“And I'm very proud of my small foot, watch-dog,” said Peg, a smile struggling with the lines of pain which pinched the corners of her mouth. “Yes, I am proud of my small foot. Why not? It came to me from that same wareroom of nature where you got your great heart and that arm of might, and where the good General found his honesty and his courage. I've as much right to be proud of my foot as you folk of those attributes of excellence I've named.”

Peg was striving to laugh down her pain with these compliments for her foot; I could tell, moreover, that she was a far cry from success, for her pretty argument ended in a halfsob as a pang more than commonly severe crushed her poor ankle in its vise.

Gently I chafed Peg's foot; and while that would do little good, it served to soothe and modify the instant agony. Meanwhile I told her how I would carry her home in my arms so soon as the first grief of the sprain was chafed away.

“Carry me in your arms!” cried Peg.

“What else?” said I. “You can't walk.”

So, then, Peg made no more demur; and presently, when her foot was well enough, I lifted her and started through the woods. It would be no more than just carrying a child; and since Peg put her arm about my neck, and helped to keep her place, my own arms even failed of the full burden of her. It was an easy task at any rate, and if you will be told it, a sweet task, too; this walk with Peg held close, and her hair, which had been caught up with a comb, to fall down and sweep across my throat and face. I could taste a fragrance in that hair like a breath from the Isles of Spice—a perfume that fair set my bosom in a flame.

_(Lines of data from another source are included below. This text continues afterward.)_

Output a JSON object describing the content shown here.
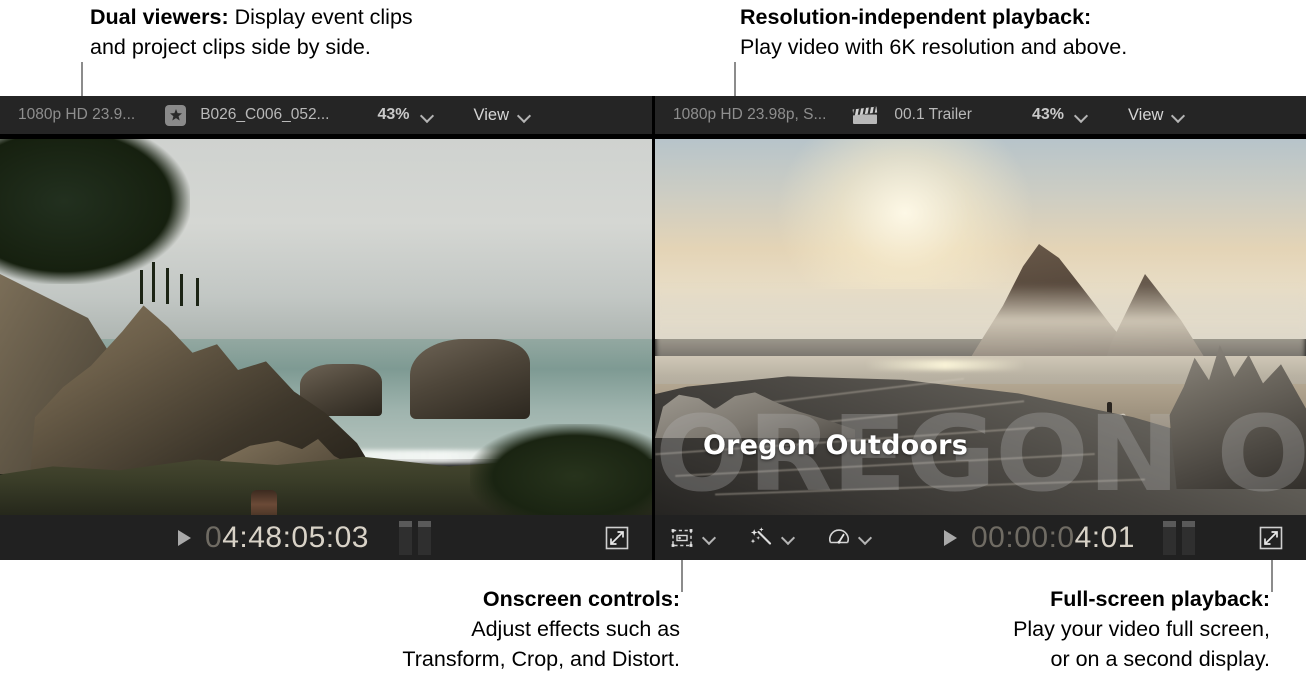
{
  "callouts": {
    "dual_viewers": {
      "title": "Dual viewers:",
      "line1_rest": " Display event clips",
      "line2": "and project clips side by side."
    },
    "resolution": {
      "title": "Resolution-independent playback:",
      "line2": "Play video with 6K resolution and above."
    },
    "onscreen": {
      "title": "Onscreen controls:",
      "line2": "Adjust effects such as",
      "line3": "Transform, Crop, and Distort."
    },
    "fullscreen": {
      "title": "Full-screen playback:",
      "line2": "Play your video full screen,",
      "line3": "or on a second display."
    }
  },
  "event_viewer": {
    "toolbar": {
      "format_info": "1080p HD 23.9...",
      "favorite_icon": "star-icon",
      "clip_name": "B026_C006_052...",
      "zoom_level": "43%",
      "zoom_chevron": "chevron-down-icon",
      "view_label": "View",
      "view_chevron": "chevron-down-icon"
    },
    "transport": {
      "play_icon": "play-triangle-icon",
      "timecode_dim": "0",
      "timecode_bright": "4:48:05:03",
      "expand_icon": "expand-diagonal-icon"
    }
  },
  "project_viewer": {
    "toolbar": {
      "format_info": "1080p HD 23.98p, S...",
      "project_icon": "clapperboard-icon",
      "project_name": "00.1 Trailer",
      "zoom_level": "43%",
      "zoom_chevron": "chevron-down-icon",
      "view_label": "View",
      "view_chevron": "chevron-down-icon"
    },
    "onscreen_controls": [
      {
        "icon": "transform-crop-icon",
        "chevron": "chevron-down-icon"
      },
      {
        "icon": "effects-wand-icon",
        "chevron": "chevron-down-icon"
      },
      {
        "icon": "retime-speedometer-icon",
        "chevron": "chevron-down-icon"
      }
    ],
    "transport": {
      "play_icon": "play-triangle-icon",
      "timecode_dim": "00:00:0",
      "timecode_bright": "4:01",
      "expand_icon": "expand-diagonal-icon"
    },
    "video_overlay": {
      "background_title": "OREGON OUTDOORS",
      "foreground_title": "Oregon Outdoors"
    }
  },
  "colors": {
    "page_background": "#ffffff",
    "toolbar_background": "#252525",
    "transport_background": "#212121",
    "window_background": "#1d1d1d",
    "text_primary": "#d5d5d5",
    "text_secondary": "#8e8e8e",
    "timecode_bright": "#d8d2c7",
    "timecode_dim": "#6f6b63",
    "leader_line": "#8c8c8c"
  }
}
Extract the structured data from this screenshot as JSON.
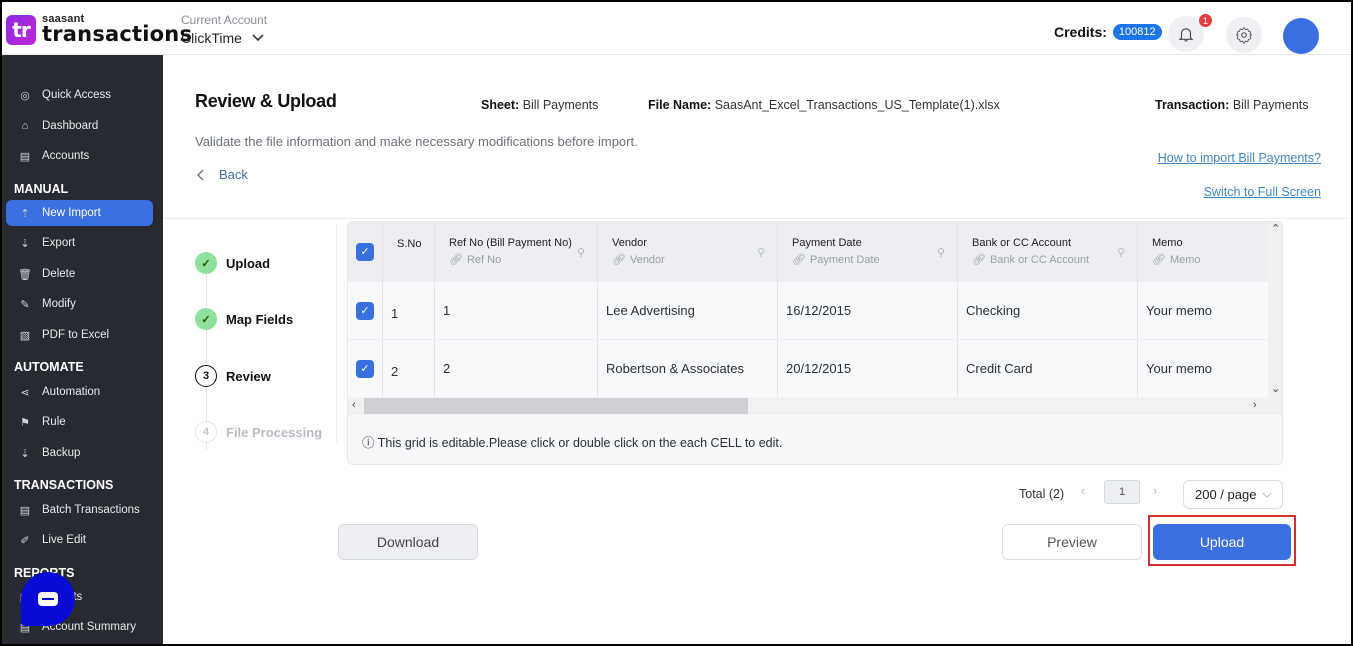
{
  "header": {
    "logo_mark": "tr",
    "brand_small": "saasant",
    "brand_big": "transactions",
    "account_label": "Current Account",
    "account_value": "ClickTime",
    "credits_label": "Credits:",
    "credits_value": "100812",
    "notification_count": "1"
  },
  "sidebar": {
    "items_top": [
      {
        "label": "Quick Access",
        "icon": "◎"
      },
      {
        "label": "Dashboard",
        "icon": "⌂"
      },
      {
        "label": "Accounts",
        "icon": "▤"
      }
    ],
    "sections": [
      {
        "title": "MANUAL",
        "items": [
          {
            "label": "New Import",
            "icon": "⇡",
            "active": true
          },
          {
            "label": "Export",
            "icon": "⇣"
          },
          {
            "label": "Delete",
            "icon": "🗑"
          },
          {
            "label": "Modify",
            "icon": "✎"
          },
          {
            "label": "PDF to Excel",
            "icon": "▧"
          }
        ]
      },
      {
        "title": "AUTOMATE",
        "items": [
          {
            "label": "Automation",
            "icon": "⋖"
          },
          {
            "label": "Rule",
            "icon": "⚑"
          },
          {
            "label": "Backup",
            "icon": "⇣"
          }
        ]
      },
      {
        "title": "TRANSACTIONS",
        "items": [
          {
            "label": "Batch Transactions",
            "icon": "▤"
          },
          {
            "label": "Live Edit",
            "icon": "✐"
          }
        ]
      },
      {
        "title": "REPORTS",
        "items": [
          {
            "label": "Reports",
            "icon": "▤"
          },
          {
            "label": "Account Summary",
            "icon": "▤"
          }
        ]
      }
    ]
  },
  "page": {
    "title": "Review & Upload",
    "sheet_label": "Sheet:",
    "sheet_value": "Bill Payments",
    "file_label": "File Name:",
    "file_value": "SaasAnt_Excel_Transactions_US_Template(1).xlsx",
    "transaction_label": "Transaction:",
    "transaction_value": "Bill Payments",
    "subtitle": "Validate the file information and make necessary modifications before import.",
    "back_label": "Back",
    "help_link": "How to import Bill Payments?",
    "fullscreen_link": "Switch to Full Screen"
  },
  "steps": [
    {
      "label": "Upload",
      "marker": "✓",
      "state": "done"
    },
    {
      "label": "Map Fields",
      "marker": "✓",
      "state": "done"
    },
    {
      "label": "Review",
      "marker": "3",
      "state": "current"
    },
    {
      "label": "File Processing",
      "marker": "4",
      "state": "pending"
    }
  ],
  "grid": {
    "columns": [
      {
        "title": "S.No",
        "mapped": ""
      },
      {
        "title": "Ref No (Bill Payment No)",
        "mapped": "Ref No"
      },
      {
        "title": "Vendor",
        "mapped": "Vendor"
      },
      {
        "title": "Payment Date",
        "mapped": "Payment Date"
      },
      {
        "title": "Bank or CC Account",
        "mapped": "Bank or CC Account"
      },
      {
        "title": "Memo",
        "mapped": "Memo"
      }
    ],
    "rows": [
      {
        "sno": "1",
        "ref": "1",
        "vendor": "Lee Advertising",
        "date": "16/12/2015",
        "bank": "Checking",
        "memo": "Your memo"
      },
      {
        "sno": "2",
        "ref": "2",
        "vendor": "Robertson & Associates",
        "date": "20/12/2015",
        "bank": "Credit Card",
        "memo": "Your memo"
      }
    ],
    "note": "ⓘ This grid is editable.Please click or double click on the each CELL to edit."
  },
  "pagination": {
    "total": "Total (2)",
    "current_page": "1",
    "page_size": "200 / page"
  },
  "buttons": {
    "download": "Download",
    "preview": "Preview",
    "upload": "Upload"
  }
}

It might have been the half of a mile that I carried Peg; however, I had no knowledge of it, whether for the distance or the time, but only of a bliss that was like a radiance, and a heart-willingness to go on and on and on to the world's end.

It was Peg herself who at last would bring me to my senses; for I was pressing forward as void of speculation as a drunken man to march through the crowded avenues of the town, Peg on my breast and my two arms holding her tight like a treasure.

“Put me down, watch-dog,” whispered Peg, for her mouth was at the very door of my ear, “put me down. I can stand well enough. Have me down, and let us wait here until we can call a carriage. It would be a perplexing sight to quiet folk were you to go striding through the streets with such a burden.”

With a sigh to end so dear a toil, I had Peg down carefully; and there she stood, and as she would say it, “like a chicken on one foot.” It fell our luck that one of those carriages of public livery, whereof there was plentiful store in the town, drove by about this time. I called to it, and placing Peg therein, soon had her at her own door.